All of lore.kernel.org
 help / color / mirror / Atom feed
From: Qian Cai <cai@lca.pw>
To: Hugh Dickins <hughd@google.com>
Cc: Andrew Morton <akpm@linux-foundation.org>,
	Anshuman Khandual <anshuman.khandual@arm.com>,
	Johannes Weiner <hannes@cmpxchg.org>,
	Naoya Horiguchi <naoya.horiguchi@nec.com>,
	Zi Yan <ziy@nvidia.com>, John Hubbard <jhubbard@nvidia.com>,
	linux-kernel@vger.kernel.org, linux-mm@kvack.org
Subject: Re: [PATCH mmotm] mm/vmstat: Add events for PMD based THP migration without split fix
Date: Thu, 21 May 2020 14:54:19 -0400	[thread overview]
Message-ID: <20200521185419.GB6367@ovpn-112-192.phx2.redhat.com> (raw)
In-Reply-To: <alpine.LSU.2.11.2005210643340.482@eggly.anvils>

On Thu, May 21, 2020 at 06:49:51AM -0700, Hugh Dickins wrote:
> Fix 5.7-rc6-mm1 page migration crash in unmap_and_move(): when the
> page to be migrated has been freed from under us, that is considered 
> a MIGRATEPAGE_SUCCESS, but no newpage has been allocated (and I don't
> think it would ever need to be counted as a successful THP migration).
> 
> Signed-off-by: Hugh Dickins <hughd@google.com>
> ---
> Fix to mm-vmstat-add-events-for-pmd-based-thp-migration-without-split.patch
> 
>  mm/migrate.c |    2 +-
>  1 file changed, 1 insertion(+), 1 deletion(-)
> 
> --- 5.7-rc6-mm1/mm/migrate.c	2020-05-20 12:21:56.117693827 -0700
> +++ linux/mm/migrate.c	2020-05-20 15:08:12.319476978 -0700
> @@ -1248,7 +1248,7 @@ out:
>  	 * we want to retry.
>  	 */
>  	if (rc == MIGRATEPAGE_SUCCESS) {
> -		if (PageTransHuge(newpage))
> +		if (newpage && PageTransHuge(newpage))

Should this be

if (!IS_ERR_OR_NULL(newpage) && PageTransHuge(newpage)) ?
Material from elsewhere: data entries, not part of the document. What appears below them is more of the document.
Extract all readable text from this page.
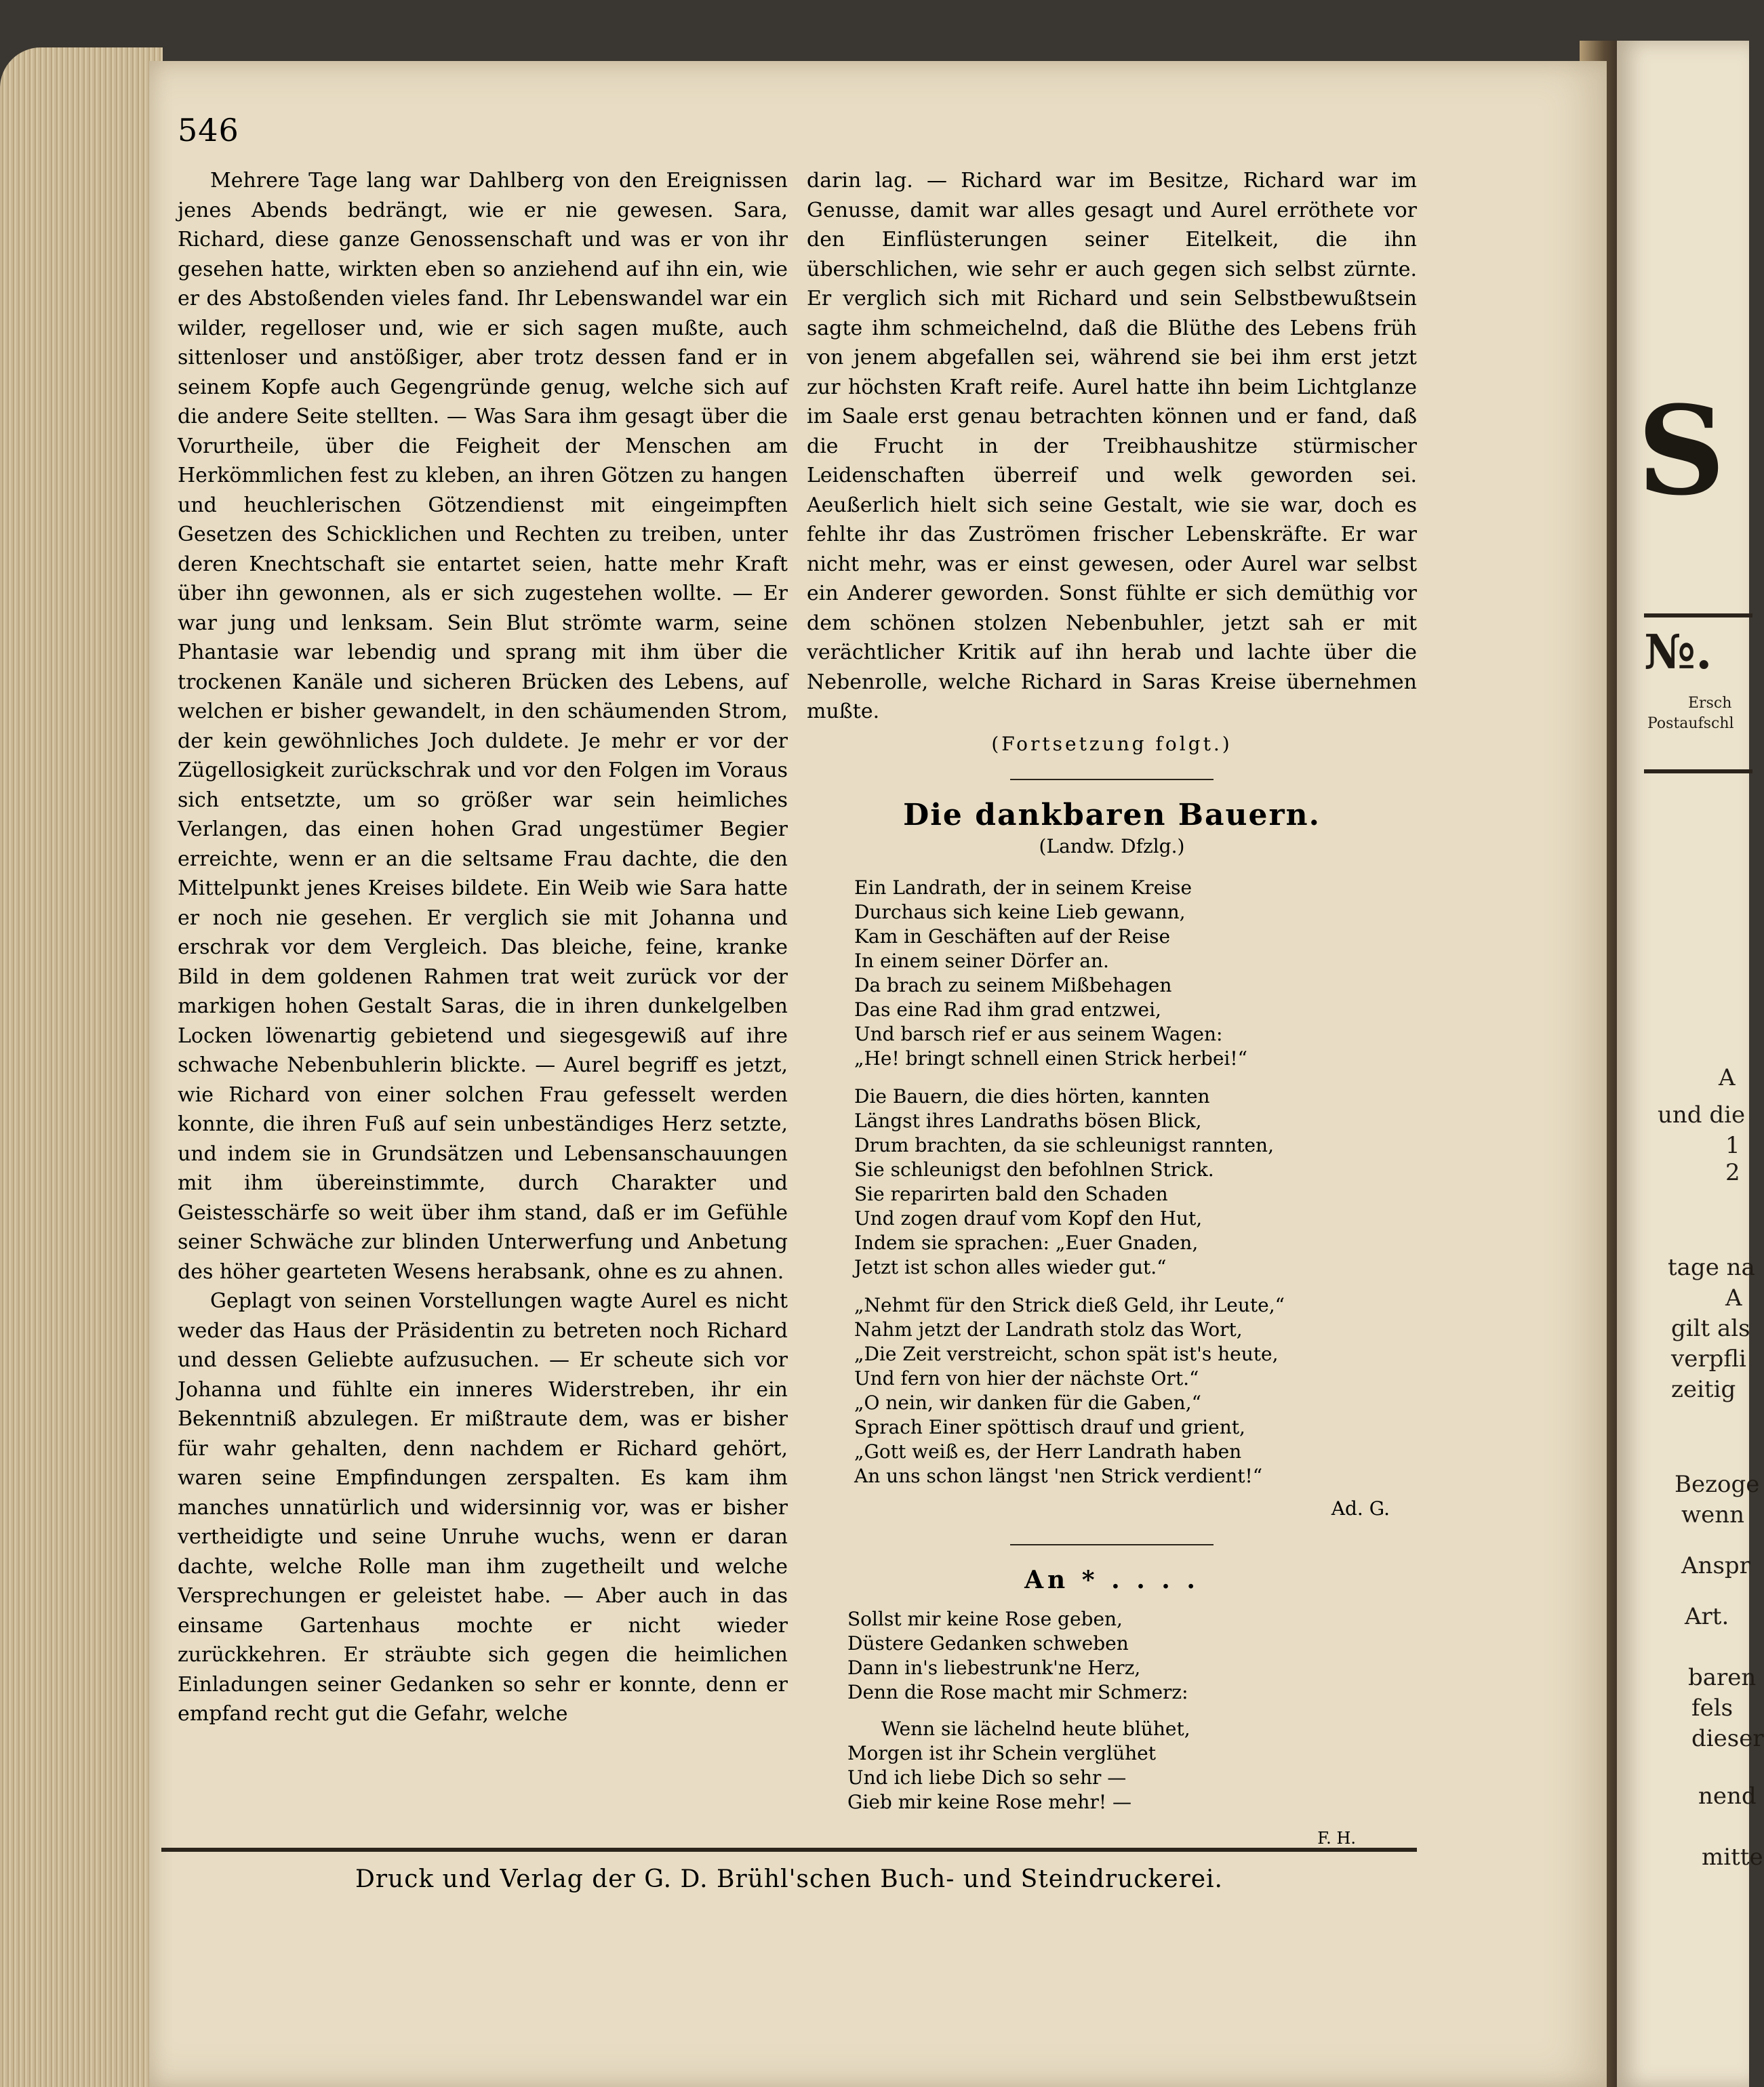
546

Mehrere Tage lang war Dahlberg von den Ereignissen jenes Abends bedrängt, wie er nie gewesen. Sara, Richard, diese ganze Genossenschaft und was er von ihr gesehen hatte, wirkten eben so anziehend auf ihn ein, wie er des Abstoßenden vieles fand. Ihr Lebenswandel war ein wilder, regelloser und, wie er sich sagen mußte, auch sittenloser und anstößiger, aber trotz dessen fand er in seinem Kopfe auch Gegengründe genug, welche sich auf die andere Seite stellten. — Was Sara ihm gesagt über die Vorurtheile, über die Feigheit der Menschen am Herkömmlichen fest zu kleben, an ihren Götzen zu hangen und heuchlerischen Götzendienst mit eingeimpften Gesetzen des Schicklichen und Rechten zu treiben, unter deren Knechtschaft sie entartet seien, hatte mehr Kraft über ihn gewonnen, als er sich zugestehen wollte. — Er war jung und lenksam. Sein Blut strömte warm, seine Phantasie war lebendig und sprang mit ihm über die trockenen Kanäle und sicheren Brücken des Lebens, auf welchen er bisher gewandelt, in den schäumenden Strom, der kein gewöhnliches Joch duldete. Je mehr er vor der Zügellosigkeit zurückschrak und vor den Folgen im Voraus sich entsetzte, um so größer war sein heimliches Verlangen, das einen hohen Grad ungestümer Begier erreichte, wenn er an die seltsame Frau dachte, die den Mittelpunkt jenes Kreises bildete. Ein Weib wie Sara hatte er noch nie gesehen. Er verglich sie mit Johanna und erschrak vor dem Vergleich. Das bleiche, feine, kranke Bild in dem goldenen Rahmen trat weit zurück vor der markigen hohen Gestalt Saras, die in ihren dunkelgelben Locken löwenartig gebietend und siegesgewiß auf ihre schwache Nebenbuhlerin blickte. — Aurel begriff es jetzt, wie Richard von einer solchen Frau gefesselt werden konnte, die ihren Fuß auf sein unbeständiges Herz setzte, und indem sie in Grundsätzen und Lebensanschauungen mit ihm übereinstimmte, durch Charakter und Geistesschärfe so weit über ihm stand, daß er im Gefühle seiner Schwäche zur blinden Unterwerfung und Anbetung des höher gearteten Wesens herabsank, ohne es zu ahnen.

Geplagt von seinen Vorstellungen wagte Aurel es nicht weder das Haus der Präsidentin zu betreten noch Richard und dessen Geliebte aufzusuchen. — Er scheute sich vor Johanna und fühlte ein inneres Widerstreben, ihr ein Bekenntniß abzulegen. Er mißtraute dem, was er bisher für wahr gehalten, denn nachdem er Richard gehört, waren seine Empfindungen zerspalten. Es kam ihm manches unnatürlich und widersinnig vor, was er bisher vertheidigte und seine Unruhe wuchs, wenn er daran dachte, welche Rolle man ihm zugetheilt und welche Versprechungen er geleistet habe. — Aber auch in das einsame Gartenhaus mochte er nicht wieder zurückkehren. Er sträubte sich gegen die heimlichen Einladungen seiner Gedanken so sehr er konnte, denn er empfand recht gut die Gefahr, welche

darin lag. — Richard war im Besitze, Richard war im Genusse, damit war alles gesagt und Aurel erröthete vor den Einflüsterungen seiner Eitelkeit, die ihn überschlichen, wie sehr er auch gegen sich selbst zürnte. Er verglich sich mit Richard und sein Selbstbewußtsein sagte ihm schmeichelnd, daß die Blüthe des Lebens früh von jenem abgefallen sei, während sie bei ihm erst jetzt zur höchsten Kraft reife. Aurel hatte ihn beim Lichtglanze im Saale erst genau betrachten können und er fand, daß die Frucht in der Treibhaushitze stürmischer Leidenschaften überreif und welk geworden sei. Aeußerlich hielt sich seine Gestalt, wie sie war, doch es fehlte ihr das Zuströmen frischer Lebenskräfte. Er war nicht mehr, was er einst gewesen, oder Aurel war selbst ein Anderer geworden. Sonst fühlte er sich demüthig vor dem schönen stolzen Nebenbuhler, jetzt sah er mit verächtlicher Kritik auf ihn herab und lachte über die Nebenrolle, welche Richard in Saras Kreise übernehmen mußte.

(Fortsetzung folgt.)
Die dankbaren Bauern.
(Landw. Dfzlg.)
Ein Landrath, der in seinem Kreise
Durchaus sich keine Lieb gewann,
Kam in Geschäften auf der Reise
In einem seiner Dörfer an.
Da brach zu seinem Mißbehagen
Das eine Rad ihm grad entzwei,
Und barsch rief er aus seinem Wagen:
„He! bringt schnell einen Strick herbei!“
Die Bauern, die dies hörten, kannten
Längst ihres Landraths bösen Blick,
Drum brachten, da sie schleunigst rannten,
Sie schleunigst den befohlnen Strick.
Sie reparirten bald den Schaden
Und zogen drauf vom Kopf den Hut,
Indem sie sprachen: „Euer Gnaden,
Jetzt ist schon alles wieder gut.“
„Nehmt für den Strick dieß Geld, ihr Leute,“
Nahm jetzt der Landrath stolz das Wort,
„Die Zeit verstreicht, schon spät ist's heute,
Und fern von hier der nächste Ort.“
„O nein, wir danken für die Gaben,“
Sprach Einer spöttisch drauf und grient,
„Gott weiß es, der Herr Landrath haben
An uns schon längst 'nen Strick verdient!“
Ad. G.
An * . . . .
Sollst mir keine Rose geben,
Düstere Gedanken schweben
Dann in's liebestrunk'ne Herz,
Denn die Rose macht mir Schmerz:
Wenn sie lächelnd heute blühet,
Morgen ist ihr Schein verglühet
Und ich liebe Dich so sehr —
Gieb mir keine Rose mehr! —
F. H.
Druck und Verlag der G. D. Brühl'schen Buch- und Steindruckerei.
S
№.
Ersch
Postaufschl
A
und die
1
2
tage na
A
gilt als
verpfli
zeitig
Bezoge
wenn
Anspr
Art.
baren
fels
dieser
nend
mitte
I have also crashed here due to the buggy commit,

unmap_and_move() -> PageTransHuge(page) -> page->compound_head

but it said 0x00000008 instead of NULL which is aweful a lot like,

https://lore.kernel.org/linux-mm/20200512215813.GA487759@cmpxchg.org/

Interesting thing is I applied this patch and the problem went away, but not
sure if it could still be ERR_PTR sometimes just not always?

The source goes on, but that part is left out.